Risk Factors of Throwing Related Injury (Olsen et al, 2006)

- Load/fatigue (pitches per game/per season)

- Taller & heavier > shorter & lighter (injury rate possibly due to torque @ joints - longer limbs & ability to throw harder)

- Type of "throw"/bowl

- Increased elbow pain in 9-14 yr olds (Lyman et al, 2001)

- Technique - poor technique = increased injury rate (increased force in incorrect areas)

- Age - increased age = increased injury rate (due to reducing ligament rigidity)

- Ulna Collateral Ligament rupture most common injury in the elbow (pitching)

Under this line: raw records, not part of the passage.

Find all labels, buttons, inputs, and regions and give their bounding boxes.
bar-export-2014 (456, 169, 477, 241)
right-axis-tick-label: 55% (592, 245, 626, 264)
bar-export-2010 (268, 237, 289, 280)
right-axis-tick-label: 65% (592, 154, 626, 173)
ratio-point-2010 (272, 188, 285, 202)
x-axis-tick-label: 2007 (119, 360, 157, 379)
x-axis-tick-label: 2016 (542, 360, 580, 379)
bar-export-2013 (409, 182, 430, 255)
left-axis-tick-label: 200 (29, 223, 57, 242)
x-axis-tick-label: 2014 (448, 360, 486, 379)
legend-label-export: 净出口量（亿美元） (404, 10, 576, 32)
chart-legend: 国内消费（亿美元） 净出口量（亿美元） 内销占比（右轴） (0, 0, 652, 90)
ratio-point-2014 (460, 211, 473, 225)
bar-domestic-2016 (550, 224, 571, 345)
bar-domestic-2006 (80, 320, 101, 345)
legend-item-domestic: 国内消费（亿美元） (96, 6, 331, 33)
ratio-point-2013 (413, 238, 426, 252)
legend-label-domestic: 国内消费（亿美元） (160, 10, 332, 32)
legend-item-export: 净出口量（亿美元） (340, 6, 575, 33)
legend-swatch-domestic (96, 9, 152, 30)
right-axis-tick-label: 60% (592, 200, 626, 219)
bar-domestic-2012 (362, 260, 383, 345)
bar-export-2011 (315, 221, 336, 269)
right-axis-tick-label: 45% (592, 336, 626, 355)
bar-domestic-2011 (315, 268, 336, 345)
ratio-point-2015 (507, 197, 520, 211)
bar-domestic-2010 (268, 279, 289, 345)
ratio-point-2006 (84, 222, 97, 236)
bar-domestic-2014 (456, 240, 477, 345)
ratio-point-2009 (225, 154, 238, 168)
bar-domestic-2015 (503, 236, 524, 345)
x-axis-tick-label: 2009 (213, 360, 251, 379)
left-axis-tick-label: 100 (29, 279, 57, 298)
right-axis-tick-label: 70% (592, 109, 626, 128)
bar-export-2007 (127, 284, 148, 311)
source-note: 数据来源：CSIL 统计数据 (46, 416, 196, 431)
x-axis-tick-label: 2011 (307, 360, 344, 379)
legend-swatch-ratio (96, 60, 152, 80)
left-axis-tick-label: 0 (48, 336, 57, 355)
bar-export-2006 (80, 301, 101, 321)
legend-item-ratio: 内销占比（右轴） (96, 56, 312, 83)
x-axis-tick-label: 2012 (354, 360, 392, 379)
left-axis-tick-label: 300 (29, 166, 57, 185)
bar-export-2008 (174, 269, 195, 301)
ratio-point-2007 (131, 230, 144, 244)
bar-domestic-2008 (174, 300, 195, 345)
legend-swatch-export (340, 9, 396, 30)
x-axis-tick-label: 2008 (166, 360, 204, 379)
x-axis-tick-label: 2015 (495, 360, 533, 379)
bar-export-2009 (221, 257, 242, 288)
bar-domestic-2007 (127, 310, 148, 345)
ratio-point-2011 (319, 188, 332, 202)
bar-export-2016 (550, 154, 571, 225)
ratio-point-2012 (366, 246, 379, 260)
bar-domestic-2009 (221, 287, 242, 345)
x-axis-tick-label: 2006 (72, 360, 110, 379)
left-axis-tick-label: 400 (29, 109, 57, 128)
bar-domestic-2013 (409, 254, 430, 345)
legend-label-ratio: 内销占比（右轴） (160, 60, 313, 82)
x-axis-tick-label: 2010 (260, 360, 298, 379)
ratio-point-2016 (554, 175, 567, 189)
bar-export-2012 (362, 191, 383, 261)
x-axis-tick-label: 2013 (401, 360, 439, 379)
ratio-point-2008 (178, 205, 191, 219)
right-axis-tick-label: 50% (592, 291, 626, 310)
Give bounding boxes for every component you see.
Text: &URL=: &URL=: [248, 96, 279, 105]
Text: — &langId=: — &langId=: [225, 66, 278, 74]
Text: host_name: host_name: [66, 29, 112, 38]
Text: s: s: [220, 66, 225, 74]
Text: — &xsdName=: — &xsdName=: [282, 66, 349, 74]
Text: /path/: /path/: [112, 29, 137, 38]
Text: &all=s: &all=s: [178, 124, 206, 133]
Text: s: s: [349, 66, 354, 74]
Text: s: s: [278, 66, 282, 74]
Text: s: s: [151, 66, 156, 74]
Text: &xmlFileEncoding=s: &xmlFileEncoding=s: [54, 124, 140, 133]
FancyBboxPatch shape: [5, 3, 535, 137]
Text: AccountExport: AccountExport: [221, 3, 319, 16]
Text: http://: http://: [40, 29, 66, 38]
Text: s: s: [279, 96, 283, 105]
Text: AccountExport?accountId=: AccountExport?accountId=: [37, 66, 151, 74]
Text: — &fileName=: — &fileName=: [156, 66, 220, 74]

- Labral tear most common injury in the shoulder (pitching)

 

 

Assessment

During a shoulder/elbow assessment, all ranges of motion must be tested actively, passively and then against resistance to determine strength. Being a ball and socket joint, the shoulder is uniquely mobile in a number of planes. It is capable of flexion/extension, adduction/abduction, internal/external rotation and circumduction. The elbow is much less complex in its abilities, where flexion/extension and pronation/supination are the main movements. Passive movements and movements against resistance assess muscular integrity, where passive movements target more connective tissue. Strength is graded on the Oxford Scale.

 

There are a number of special tests at the shoulder due to its complex structure. Each test targets different musculature and assesses against different conditions. This is the same for the elbow, where the therapist can effectively assess the integrity of the joint and ligaments:

 

Shoulder

- Impingement tests - Hawkins Kennedy and Empty Can

- AC Joint Injury - Scarf Test

- Labral Tear - Biceps Load Tests and Anterior Slide

 

Elbow

- Collateral Ligament Injury - Valgus/Varus Tests

- Tendonopathy - Golfers/Tennis Elbow

 

 

Understanding the risk factors of sports-related injury (particularly those directly and indirectly related to overuse/fatigue) can help coaches and therapists reduce injury rate and improve injury prevention.